Like many small-scale fishing communities around the world, the village of Buen Hombre in the Dominican Republic is trying to reconcile its fishing with the ecology on which it depends. The community’s fishermen mostly capture finfish, with lower harvests of lobster, crabs, octopus and conch. Almost all fishing takes place in coral reef habitats. Fishermen use spearguns, traps, nets, handlines and boats with motors. Spearfishing is done while freediving (using only breath) or with compressors (recycled paint compressors that pressurize air to a diver through a plastic hose).
In their first study, the Dartmouth and UCSB researchers found that a mix of factors -- notably improvements in fishing gear technology; expanded fishing sites; an increase in fishermen, population, tourism and fish sold to market; an economy increasingly dependent on fishing; and an increased connection between Buen Hombre and the outside world -- have contributed to overfishing and the decline of the fishery.
In their latest study, the researchers analyzed the fishermen’s fishing and social behavior and found that their gear choice largely determined the amount of fish caught (compressor divers have higher catches), how the fishermen divide themselves (such as by membership in the local fishermen’s association) and their inability to act collectively to conserve the fishery.

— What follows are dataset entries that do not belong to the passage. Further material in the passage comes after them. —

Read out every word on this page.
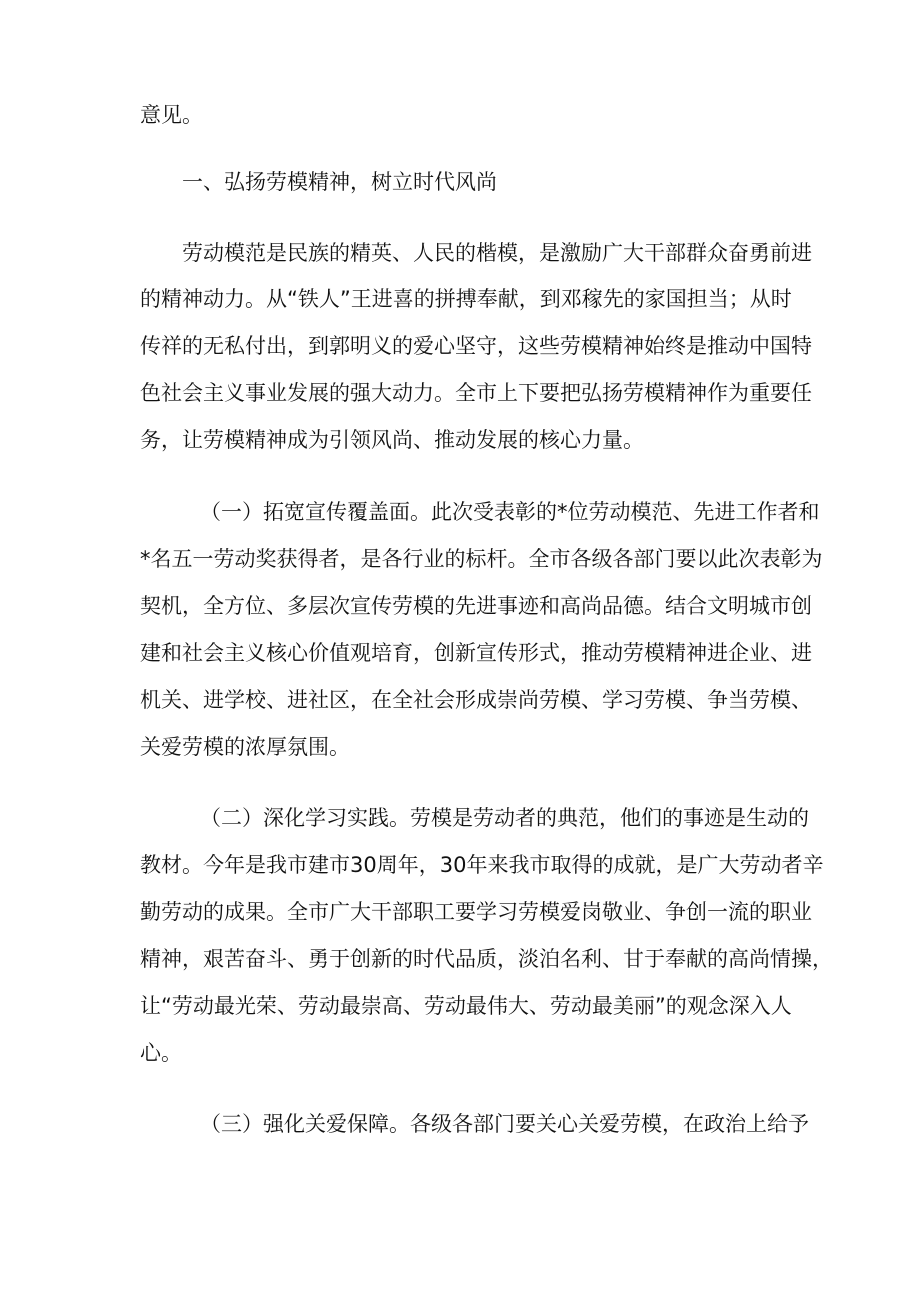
意见。
一、弘扬劳模精神，树立时代风尚
劳动模范是民族的精英、人民的楷模，是激励广大干部群众奋勇前进
的精神动力。从“铁人”王进喜的拼搏奉献，到邓稼先的家国担当；从时
传祥的无私付出，到郭明义的爱心坚守，这些劳模精神始终是推动中国特
色社会主义事业发展的强大动力。全市上下要把弘扬劳模精神作为重要任
务，让劳模精神成为引领风尚、推动发展的核心力量。
（一）拓宽宣传覆盖面。此次受表彰的*位劳动模范、先进工作者和
*名五一劳动奖获得者，是各行业的标杆。全市各级各部门要以此次表彰为
契机，全方位、多层次宣传劳模的先进事迹和高尚品德。结合文明城市创
建和社会主义核心价值观培育，创新宣传形式，推动劳模精神进企业、进
机关、进学校、进社区，在全社会形成崇尚劳模、学习劳模、争当劳模、
关爱劳模的浓厚氛围。
（二）深化学习实践。劳模是劳动者的典范，他们的事迹是生动的
教材。今年是我市建市30周年，30年来我市取得的成就，是广大劳动者辛
勤劳动的成果。全市广大干部职工要学习劳模爱岗敬业、争创一流的职业
精神，艰苦奋斗、勇于创新的时代品质，淡泊名利、甘于奉献的高尚情操，
让“劳动最光荣、劳动最崇高、劳动最伟大、劳动最美丽”的观念深入人
心。
（三）强化关爱保障。各级各部门要关心关爱劳模，在政治上给予
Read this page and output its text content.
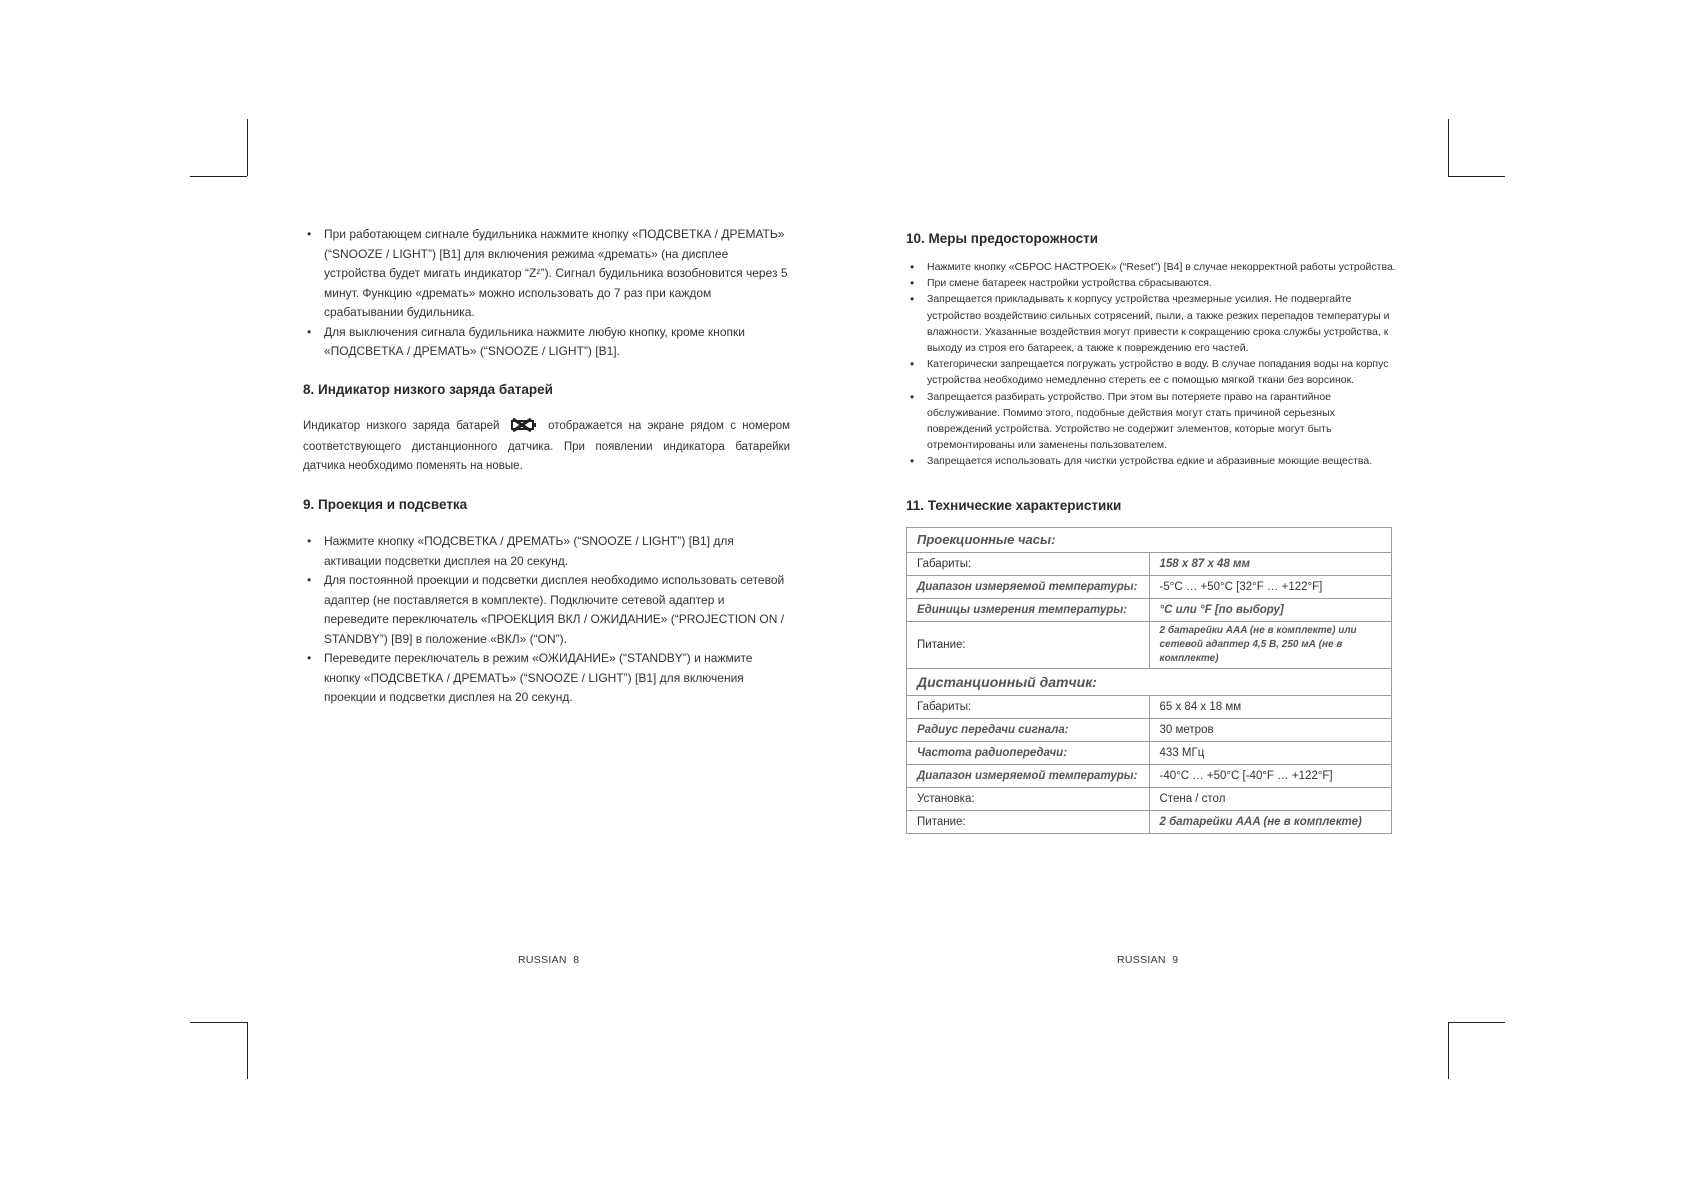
• При работающем сигнале будильника нажмите кнопку «ПОДСВЕТКА / ДРЕМАТЬ» (“SNOOZE / LIGHT”) [B1] для включения режима «дремать» (на дисплее устройства будет мигать индикатор “Zᶻ”). Сигнал будильника возобновится через 5 минут. Функцию «дремать» можно использовать до 7 раз при каждом срабатывании будильника.
• Для выключения сигнала будильника нажмите любую кнопку, кроме кнопки «ПОДСВЕТКА / ДРЕМАТЬ» (“SNOOZE / LIGHT”) [B1].
8. Индикатор низкого заряда батарей

Индикатор низкого заряда батарей	отображается на экране рядом с номером соответствующего дистанционного датчика. При появлении индикатора батарейки датчика необходимо поменять на новые.

9. Проекция и подсветка
• Нажмите кнопку «ПОДСВЕТКА / ДРЕМАТЬ» (“SNOOZE / LIGHT”) [B1] для активации подсветки дисплея на 20 секунд.
• Для постоянной проекции и подсветки дисплея необходимо использовать сетевой адаптер (не поставляется в комплекте). Подключите сетевой адаптер и переведите переключатель «ПРОЕКЦИЯ ВКЛ / ОЖИДАНИЕ» (“PROJECTION ON / STANDBY”) [B9] в положение «ВКЛ» (“ON”).
• Переведите переключатель в режим «ОЖИДАНИЕ» (“STANDBY”) и нажмите кнопку «ПОДСВЕТКА / ДРЕМАТЬ» (“SNOOZE / LIGHT”) [B1] для включения проекции и подсветки дисплея на 20 секунд.
10. Меры предосторожности
• Нажмите кнопку «СБРОС НАСТРОЕК» (“Reset”) [B4] в случае некорректной работы устройства.
• При смене батареек настройки устройства сбрасываются.
• Запрещается прикладывать к корпусу устройства чрезмерные усилия. Не подвергайте устройство воздействию сильных сотрясений, пыли, а также резких перепадов температуры и влажности. Указанные воздействия могут привести к сокращению срока службы устройства, к выходу из строя его батареек, а также к повреждению его частей.
• Категорически запрещается погружать устройство в воду. В случае попадания воды на корпус устройства необходимо немедленно стереть ее с помощью мягкой ткани без ворсинок.
• Запрещается разбирать устройство. При этом вы потеряете право на гарантийное обслуживание. Помимо этого, подобные действия могут стать причиной серьезных повреждений устройства. Устройство не содержит элементов, которые могут быть отремонтированы или заменены пользователем.
• Запрещается использовать для чистки устройства едкие и абразивные моющие вещества.
11. Технические характеристики
Проекционные часы:	
Габариты:	158 x 87 x 48 мм
Диапазон измеряемой температуры:	-5°C … +50°C [32°F … +122°F]
Единицы измерения температуры:	°C или °F [по выбору]
Питание:	2 батарейки AAA (не в комплекте) или сетевой адаптер 4,5 В, 250 мА (не в комплекте)
Дистанционный датчик:	
Габариты:	65 x 84 x 18 мм
Радиус передачи сигнала:	30 метров
Частота радиопередачи:	433 МГц
Диапазон измеряемой температуры:	-40°C … +50°C [-40°F … +122°F]
Установка:	Стена / стол
Питание:	2 батарейки AAA (не в комплекте)
RUSSIAN  8	RUSSIAN  9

“There are both causes for concern and reasons for optimism regarding the future of the Buen Hombre fishery,” says co-author Michael Cox, a Dartmouth assistant professor and environmental social scientist who studies community-based natural resource management and environmental governance. “If current trends continue, the fishery is expected to further decline and the reef ecosystem could crash. Shifting the fishery away from this trajectory is not an easy task. Fishermen are very dependent on the fishery and have such little economic leverage within the current market structure that they often have little power to shift their behaviors to more sustainable practices. Despite these challenges, there are several reasons for hope. First, the coral reef ecosystem has not shifted to a completely degraded state. Second, a local nongovernmental organization is establishing incentives for sustainable fishing, helping to organize fishermen, changing the dynamic between fishermen and fish buyers, working to shift the gear types used by fishermen and encouraging government participation.”